Tag Finders

A Tag Finder is used to find a tag on an HTML/XML page. Tag Finders are used in steps, where they define how to find the tag(s) to which the step should be applied. The list of Tag Finders of the current step is located in the "Finders" tab in the Step View. Steps that work on spreadsheet content use Range Finders rather than Tag Finders.

Understanding Tag Paths

In understanding how to use Tag Finders, the concept of a tag path is important. A tag path is a compact text representation of where some tag is located on a page. Consider this tag path:

This tag path refers to an <a>-tag inside a <div>-tag inside a <body>-tag inside an <html>-tag.

html.body.div.a

A tag path can match more than one tag on the same page. For example, the above tag path will match all of the <a>-tags on this page, except the third one:

<html>
  <body>
    <div>
      <a href="url...">Link 1</a>
      <a href="url...">Link 2</a>
    </div>
    <p>
      <a href="url...">Link 3</a>
    </p>
    <div>
      <a href="url...">Link 4</a>
      <a href="url...">Link 5</a>
      <a href="url...">Link 6</a>
    </div>
  </body>
</html>

You can use indexes to refer to specific tags among tags of the same type at that level. Consider this tag path:

html.body.div[1].a[0]

This tag path refers to the first <a>-tag in the second <div>-tag in a <body>-tag inside an <html>-tag. So, on the page above, this tag path would only match the "Link 4" <a>-tag. Note that indexes start from 0. If no index is specified for a given tag on a tag path, the path matches any tag of that type at that level, as we saw in the first tag path above. If the index is negative, the matching tags are counted backwards, i.e. starting with the last matching tag which corresponds to index -1. Consider this tag path:

html.body.div[-1].a[-2]

This tag path refers to the second-to-last <a>-tag in the last <div>-tag in a <body>-tag inside an <html>-tag. So, on the page above, this tag path would only match the "Link 5" <a>-tag.

You can use an asterisk ('*') to mean any number of tags of any type. For example, the tag path

html.*.p|div|td.a

This tag path refers to an <a> tag inside a <p>-, <div>-, or <td>-tag located anywhere inside an <html> tag.

In a tag path, text on a page is referred to just as any other tag, using the keyword "text". Although text is not technically a tag, it is treated and viewed as such in a tag path. For example, consider this HTML:

<html>
  <body>
    <a href="url...">Link 1</a>
    <a href="url...">Link 2</a>
  </body>
</html>

The tag path "html.body.a[1].text" would refer to the text "Link 2".

Tag Finder Properties

A Tag Finder can be configured using the following properties.

Find Where

In this property, you can specify where to find the tag relative to a named tag. The default value is "Anywhere in Page", meaning that named tags are not used to find the tag.

Tag Path

In this property, you can specify the tag path as described in the previous section. The tag path can be specified in several ways using the Value Selector.

Attribute Name

In this property, you can specify that the tag must have a specific attribute, for example "align".

Attribute Value

In this property, you can specify that the tag must have an attribute with a specific value. If the Attribute Name property is set, the attribute value is bound to that specific attribute name.

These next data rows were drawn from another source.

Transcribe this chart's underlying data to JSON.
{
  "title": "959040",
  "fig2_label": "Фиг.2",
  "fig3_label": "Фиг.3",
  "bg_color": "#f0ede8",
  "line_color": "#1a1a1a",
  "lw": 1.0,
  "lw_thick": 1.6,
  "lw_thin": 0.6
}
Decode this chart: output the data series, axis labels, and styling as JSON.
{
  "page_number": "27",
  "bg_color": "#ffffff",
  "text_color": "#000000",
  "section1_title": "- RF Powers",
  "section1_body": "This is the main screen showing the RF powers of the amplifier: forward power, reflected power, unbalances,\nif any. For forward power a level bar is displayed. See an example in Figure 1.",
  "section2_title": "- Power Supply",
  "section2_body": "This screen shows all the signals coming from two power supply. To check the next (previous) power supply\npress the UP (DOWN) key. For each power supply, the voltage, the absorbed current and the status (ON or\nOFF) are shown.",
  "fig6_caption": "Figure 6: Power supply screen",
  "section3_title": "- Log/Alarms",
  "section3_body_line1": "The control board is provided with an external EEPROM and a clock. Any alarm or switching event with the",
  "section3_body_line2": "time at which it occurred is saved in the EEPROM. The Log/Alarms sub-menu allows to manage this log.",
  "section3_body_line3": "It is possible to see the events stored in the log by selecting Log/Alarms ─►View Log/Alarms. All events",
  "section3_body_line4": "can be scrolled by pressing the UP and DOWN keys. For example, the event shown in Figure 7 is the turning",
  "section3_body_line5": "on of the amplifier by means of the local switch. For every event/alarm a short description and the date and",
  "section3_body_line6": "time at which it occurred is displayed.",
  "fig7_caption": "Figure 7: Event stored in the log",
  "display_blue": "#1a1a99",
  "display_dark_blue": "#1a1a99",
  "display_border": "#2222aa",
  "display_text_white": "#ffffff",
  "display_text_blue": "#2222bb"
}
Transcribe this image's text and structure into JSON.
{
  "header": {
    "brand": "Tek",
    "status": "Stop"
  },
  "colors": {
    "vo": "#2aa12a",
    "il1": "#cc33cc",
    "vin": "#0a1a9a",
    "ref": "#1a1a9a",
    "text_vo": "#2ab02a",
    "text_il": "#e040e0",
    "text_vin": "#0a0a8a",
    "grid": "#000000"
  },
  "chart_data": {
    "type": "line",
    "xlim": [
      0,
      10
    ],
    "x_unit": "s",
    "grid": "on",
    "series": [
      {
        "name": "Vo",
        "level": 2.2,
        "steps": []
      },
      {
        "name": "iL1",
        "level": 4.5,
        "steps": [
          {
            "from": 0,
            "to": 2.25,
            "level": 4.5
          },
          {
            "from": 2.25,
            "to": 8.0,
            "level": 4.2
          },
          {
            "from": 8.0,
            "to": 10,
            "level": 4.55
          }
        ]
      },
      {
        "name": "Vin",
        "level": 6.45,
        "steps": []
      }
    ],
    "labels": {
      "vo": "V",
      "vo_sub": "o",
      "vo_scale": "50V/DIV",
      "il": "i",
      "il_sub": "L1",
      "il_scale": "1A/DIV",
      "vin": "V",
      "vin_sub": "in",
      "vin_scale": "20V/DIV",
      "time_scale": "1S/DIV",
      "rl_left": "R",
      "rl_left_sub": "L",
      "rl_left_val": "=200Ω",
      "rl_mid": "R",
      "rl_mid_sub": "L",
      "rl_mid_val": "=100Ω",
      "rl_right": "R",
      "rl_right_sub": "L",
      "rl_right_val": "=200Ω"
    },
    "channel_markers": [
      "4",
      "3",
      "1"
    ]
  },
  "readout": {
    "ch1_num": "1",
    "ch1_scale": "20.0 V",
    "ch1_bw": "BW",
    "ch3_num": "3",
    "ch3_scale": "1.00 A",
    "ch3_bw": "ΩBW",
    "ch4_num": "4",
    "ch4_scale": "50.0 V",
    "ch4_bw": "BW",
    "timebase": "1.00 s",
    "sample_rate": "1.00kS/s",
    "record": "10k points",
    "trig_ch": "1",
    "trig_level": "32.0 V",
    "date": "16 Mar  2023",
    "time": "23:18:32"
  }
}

These values are case-sensitive.

  • "Equals Text" specifies that the attribute value must match a specified text. Note that the text must match the entire attribute value.
  • "Contains Text" specifies that the attribute value must contain a specified text.
  • "Starts With Text" specifies that the attribute value must start with a specified text.
  • "Ends With Text" specifies that the attribute value must end with a specified text.
  • "Matches Pattern" specifies that the attribute value must match a specified pattern. Note that the pattern must match the entire attribute value.
  • "Does Not Equal Text" specifies that the attribute value must not be equal to a specified text.
  • "Does Not Contain Text" specifies that the attribute value must not contain a specified text.
  • "Does Not Start With Text" specifies that the attribute value must not start with a specified text.
  • "Does Not End With Text" specifies that the attribute value must not end with a specified text.
  • "Does Not Match Pattern" specifies that the attribute value must not match a specified pattern.
Tag Pattern

In this property, you can specify a pattern that the tag must match (including all tags inside it), for example ".*.*Stock Quotes.*.*". Some caution should be observed in using this property, as it can have considerable impact on the performance of you robot. This is because the "Tag Pattern" may be applied many times throughout a page just to find the one tag that it matches. One way to try and avoid this is to choose "Text Only" for the "Match Against" property.

Match Against

In this property, you can specify that the "Tag Pattern" should match only the text or the entire HTML of the tag. The default is to match only the text because this is normally much faster.

Tag Depth

This property determines which tag to use if matching tags are contained inside each other. The default value is "Any Depth" which accepts all matching tags. If you select "Outermost Tag", only the outermost tags are accepted, and similarly, if you select "Innermost Tag", only the innermost tags are accepted.

Tag Number

This property determines which tag to use if more than one tag matches the tag path and the other criteria. You specify the number of the tag to use, either counting forwards from the first tag or counting backwards from the last tag that matches.

Example

As an example, if you set the Tag Path property to "table", the Attribute Name property to "align", the Attribute Value property to Fixed Text where the text must be "center", and the Tag Pattern property to ".*Business News.*", then the Tag Finder would locate the first <table>-tag that is center aligned and that contains the text "Business News".